Monday, September 17, 2012

I Spy A Luggage Tag, No, I don't!

The prompt today is: Monday, September 17, 2012
How much of the world have you seen?

My answer:  very little.

I have traveled very little in my life.  It doesn't bother me much.

I recognize that it limits my impressions of people and life and the world at large, but on the same hand, I realize this and I hope it makes and keeps me humble.  I hope that I am always, without having seen or lived it first hand, fully aware and respectful of the extravagance of my very existence here in America.

I have been to a few states here and there in the US.  I have seen very little.  Almost no great American land marks or history sites or institutions and so on.  

If or when I travel it is specific.  I am going to a destination to do something, like take the kids to Disney for their once in a life time experience or much more likely, going to see someone.  

I have traveled alone only a handful of times and I don't know if they necessarily qualify as alone because the destination was always a person I was longing to visit and spend time with.  

Traveling is somewhat stressful to me.  I am uncertain, prone to getting lost, unsteady and easily confused or intimidated.  There are things I skip because I am afraid to ask.  I am wide eyed and panic-y in a way.  I need to be in a place many times before it is familiar.  

Oddly, sometimes I feel like I know the world or have seen it because of the books I've read.  Sometimes the pictures painted in books are so clear I could believe that I've been there, tasted it's delights, smelled the cities and lain still under it's moonlight.

I feel like it is the American expectation to travel.  I know it's the Christian expectation to travel and mission-ize in Third World underdeveloped countries.  Even here inside my own state, there is a sort of disbelief when you reveal you haven't been someplace "famous".  I thought it this morning, while wasting time reading Facebook updates.  My brain actually thought, "Wow!

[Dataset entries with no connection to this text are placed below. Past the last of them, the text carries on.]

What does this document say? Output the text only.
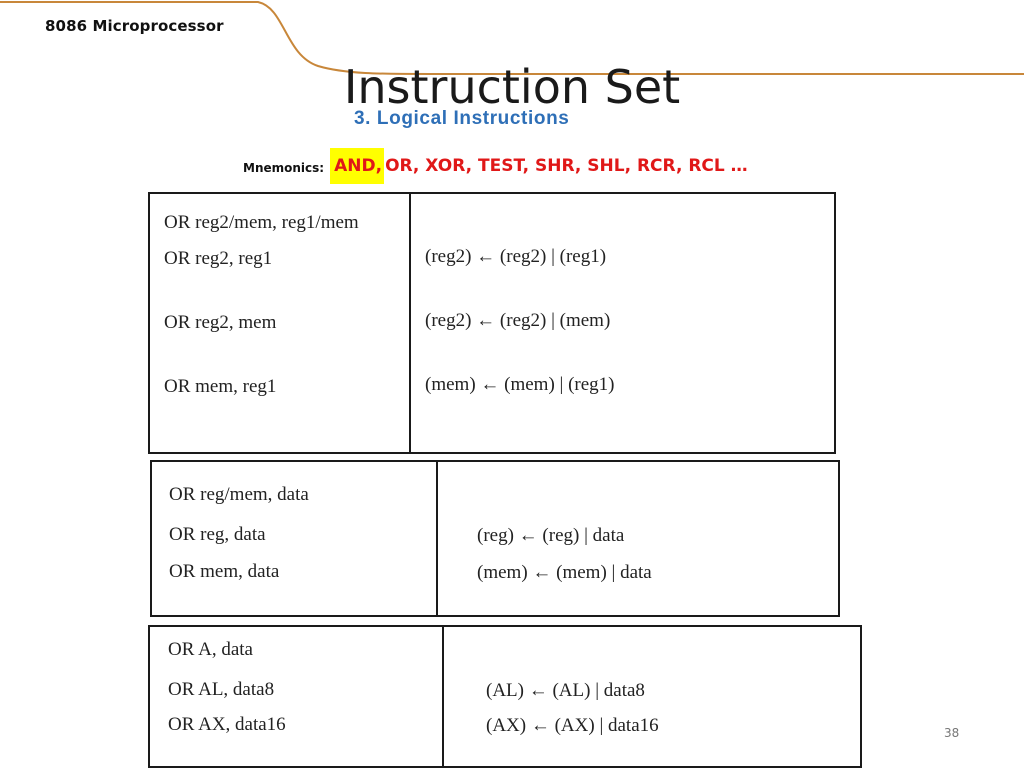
8086 Microprocessor
3. Logical Instructions
Instruction Set
Mnemonics: AND, OR, XOR, TEST, SHR, SHL, RCR, RCL …
OR reg2/mem, reg1/mem
OR reg2, reg1
OR reg2, mem
OR mem, reg1
(reg2) ← (reg2) | (reg1)
(reg2) ← (reg2) | (mem)
(mem) ← (mem) | (reg1)
OR reg/mem, data
OR reg, data
OR mem, data
(reg) ← (reg) | data
(mem) ← (mem) | data
OR A, data
OR AL, data8
OR AX, data16
(AL) ← (AL) | data8
(AX) ← (AX) | data16	38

Another person has gone to that place and is raving about how fantastic it is.  I've been hearing how cool it is for years now, (more than a decade actually) and I still haven't been.  Don't respond and say you've never been, don't let on."  

Hello?  High school much?  What weird things we do to ourselves inside our brains.

I wonder why we are driven to travel and see things for ourselves.  I wonder why we need to see so many things live and in person.  Yes, I decry technology all the time, but on the other hand, maybe I can see and learn enough about a monument or landmark or natural wonder through that technology that I can spend my time and energy and money differently.  That's not at all to say travel is bad or useless or stupid.  I just simply wonder why we possess so deeply this drive to go to the far ends of the earth to see everything ourselves  with our very own eyes.